A few days ago, the link to the site Alive in Baghdad was posted on ITForum. When the site first appeared as a candidate for the Vloggie awards in early November, my impression was pretty negative. Maybe I was wrong; who knows? Not the point. The point is that ITForum erupted, first with a rant about terrorists and a very negative denouncement of the site, and then with a series of posts saying the matter was off-topic and should be kept off the site. In all fairness, it's unlikely any of the members of ITForum were aware that this was a prominent site being supported for an award. Still, not the point.
To me, the point is this (and this is what I posted to ITForum): "The point of the post is to show how Iraqis are using internet technologies and informal learning techniques to educate themselves and the rest of the world about what is really happening in Iraq. The whole point is that the internet liberates, empowers." And a day later, I wrote, "from my perspective, all the stuff about training and competencies and the like are off-topic, distorting the landscape with a very overt corporate and conservative agenda, an e-learning as job-training agenda. But when you live in a world where learning has everything to do with work and earnings, and nothing to do with freedom and empowerment, the training and earnings stuff is on-topic and the freedom stuff is a needless distraction... I don't expect you to agree with me - but I do expect you to recognize that what is neutral and benign to you is often very biased and politically loaded to me."
Today the moderator of the list responded with an interesting and informative set of posts. First, she linked to Katy Campbell, Richard A. Schwier and Richard F. Kenny, who write, "designers have not necessarily recognised their agency in the development of a knowledge economy that reflects culturally biased views of teaching, learning, and the construction of knowledge." She also linked to a lecture by Clare Brant on the topic of Mi'kmaq Ethics and Principles, interesting to me because his document reflects very closely my own attitudes and beliefs.
And I will say that I spent enough time in the Canadian north and among First Nations peoples to know that they (and Canadians in general) are not above making a pointed remark when the time is appropriate. And maybe the time is appropriate. Which is why I appreciated this post from Mike Klonsky very directly connecting support for the war with various educational reform efforts discused here and on the list. And to be perfectly blunt: "The War In Iraq Costs $347,004,942,917. Instead, we could have provided 16,822,035 students four-year scholarships at public universities."

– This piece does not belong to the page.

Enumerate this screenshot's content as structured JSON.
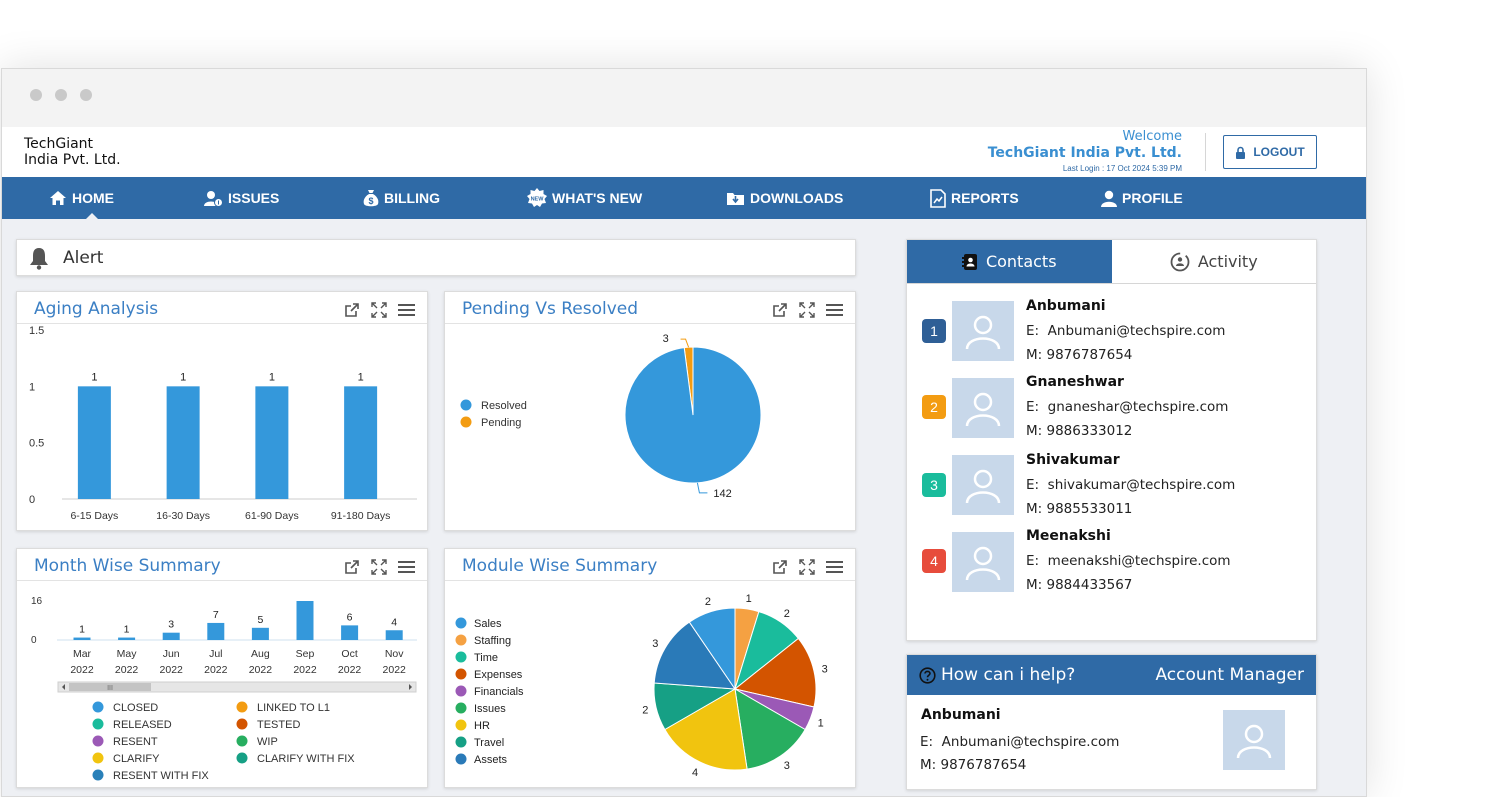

I think that's clear enough. And though it may not win me any awards, I will not surrender the moral high ground to people who believe they can justify the bombing of a city over the educating of a child. And to quote the other thing I said on ITForum: "this sort of nonsense in Iraq has gone on long enough, and it is the failure to speak up that has let it happen." It's time, don't you think? The right time, and yes, the right place.